Complete step by step solution:
From the question, we have been given that $\dfrac{x-3}{x-4}=\dfrac{x-5}{x+4}$
Now, multiply both sides of the equation with $\left( x-4 \right)\left( x+4 \right)$.
By multiplying the both sides of the equation with $\left( x-4 \right)\left( x+4 \right)$, we get
$\Rightarrow \dfrac{x-3}{x-4}\left( x-4 \right)\left( x+4 \right)=\dfrac{x-5}{x+4}\left( x-4 \right)\left( x+4 \right)$
On further more simplifying the above equation we get $\Rightarrow \left( x-3 \right)\left( x+4 \right)=\left( x-5 \right)\left( x-4 \right)$
Now, simplify the equation by multiplying all the terms.
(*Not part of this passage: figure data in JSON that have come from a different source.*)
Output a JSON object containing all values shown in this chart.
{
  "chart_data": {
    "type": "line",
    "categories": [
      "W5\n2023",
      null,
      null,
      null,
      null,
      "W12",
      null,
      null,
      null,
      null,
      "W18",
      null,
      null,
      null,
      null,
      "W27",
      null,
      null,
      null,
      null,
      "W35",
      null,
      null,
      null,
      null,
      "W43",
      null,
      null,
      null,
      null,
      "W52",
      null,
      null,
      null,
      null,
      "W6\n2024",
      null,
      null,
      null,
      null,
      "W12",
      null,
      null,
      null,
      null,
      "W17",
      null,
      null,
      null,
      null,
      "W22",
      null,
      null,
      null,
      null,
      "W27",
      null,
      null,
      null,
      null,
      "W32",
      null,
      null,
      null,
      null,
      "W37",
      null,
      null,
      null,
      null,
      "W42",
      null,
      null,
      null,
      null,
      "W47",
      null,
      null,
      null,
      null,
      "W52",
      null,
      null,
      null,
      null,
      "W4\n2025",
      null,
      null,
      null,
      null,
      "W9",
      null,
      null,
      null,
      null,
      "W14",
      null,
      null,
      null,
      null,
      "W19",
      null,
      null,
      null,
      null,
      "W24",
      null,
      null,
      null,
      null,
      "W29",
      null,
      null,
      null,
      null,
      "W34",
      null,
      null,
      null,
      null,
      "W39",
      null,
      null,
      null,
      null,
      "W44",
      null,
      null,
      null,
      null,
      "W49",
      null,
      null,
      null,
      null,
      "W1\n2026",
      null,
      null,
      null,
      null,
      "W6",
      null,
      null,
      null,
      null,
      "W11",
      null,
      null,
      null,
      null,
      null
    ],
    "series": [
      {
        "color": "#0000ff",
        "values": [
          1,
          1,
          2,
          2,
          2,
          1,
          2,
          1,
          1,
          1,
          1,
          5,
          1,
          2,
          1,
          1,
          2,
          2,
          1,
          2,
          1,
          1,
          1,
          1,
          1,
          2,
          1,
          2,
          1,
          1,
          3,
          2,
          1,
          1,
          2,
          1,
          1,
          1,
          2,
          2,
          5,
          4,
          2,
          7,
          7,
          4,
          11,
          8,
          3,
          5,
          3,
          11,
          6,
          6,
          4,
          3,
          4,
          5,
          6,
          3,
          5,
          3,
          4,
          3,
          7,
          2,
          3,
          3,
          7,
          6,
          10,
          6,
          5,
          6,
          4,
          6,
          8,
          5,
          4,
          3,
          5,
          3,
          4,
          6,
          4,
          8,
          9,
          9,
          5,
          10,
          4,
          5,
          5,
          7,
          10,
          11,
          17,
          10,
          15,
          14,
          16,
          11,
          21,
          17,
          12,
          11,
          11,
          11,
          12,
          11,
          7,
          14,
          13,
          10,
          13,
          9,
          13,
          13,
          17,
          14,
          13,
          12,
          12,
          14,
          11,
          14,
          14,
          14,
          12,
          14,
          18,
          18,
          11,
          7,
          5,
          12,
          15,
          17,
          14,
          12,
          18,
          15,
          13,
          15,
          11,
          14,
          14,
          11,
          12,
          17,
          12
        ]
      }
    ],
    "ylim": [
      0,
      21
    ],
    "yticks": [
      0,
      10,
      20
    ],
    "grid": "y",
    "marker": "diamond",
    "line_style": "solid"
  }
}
By multiplying the terms, we get $\Rightarrow {{x}^{2}}+x-12={{x}^{2}}-9x+20$
Now, simplify the equation further more.
Shift ${{x}^{2}}$ in the right hand side of the equation to the left hand side of the equation.
B y shifting ${{x}^{2}}$ from the right hand side of the equation to the left hand side of the equation, we get $\Rightarrow {{x}^{2}}-{{x}^{2}}+x-12=-9x+20$
By the cancellation of terms, we get $\Rightarrow x-12=-9x+20$
Shift whole right hand side terms to the left hand side of the equation.
By shifting, we get
$\Rightarrow x-12+9x-20=0$
$\Rightarrow 10x-32=0$
Now, shift $-32$ to the right hand side of the equation. By shifting we get,
$\Rightarrow 10x=32$
$\Rightarrow x=\dfrac{32}{10}$
$\Rightarrow x=\dfrac{16}{5}$
Hence, the given equation is solved.

Note: We should be very careful while doing the calculation in this problem. Also, we should be very careful while solving the equation. Also, we should be very careful while transforming the equation. Also, we should do exact transformations to the given equation to obtain the perfect answer. Similarly we can solve \begin{align} & \dfrac{x-9}{x-5}=\dfrac{x-3}{x+5}\Rightarrow \left( x-9 \right)\left( x+5 \right)=\left( x-3 \right)\left( x-5 \right)\Rightarrow {{x}^{2}}-4x-45={{x}^{2}}-8x+15\Rightarrow -45=-4x+15 \\ & \Rightarrow 4x=60\Rightarrow x=15 \\ \end{align}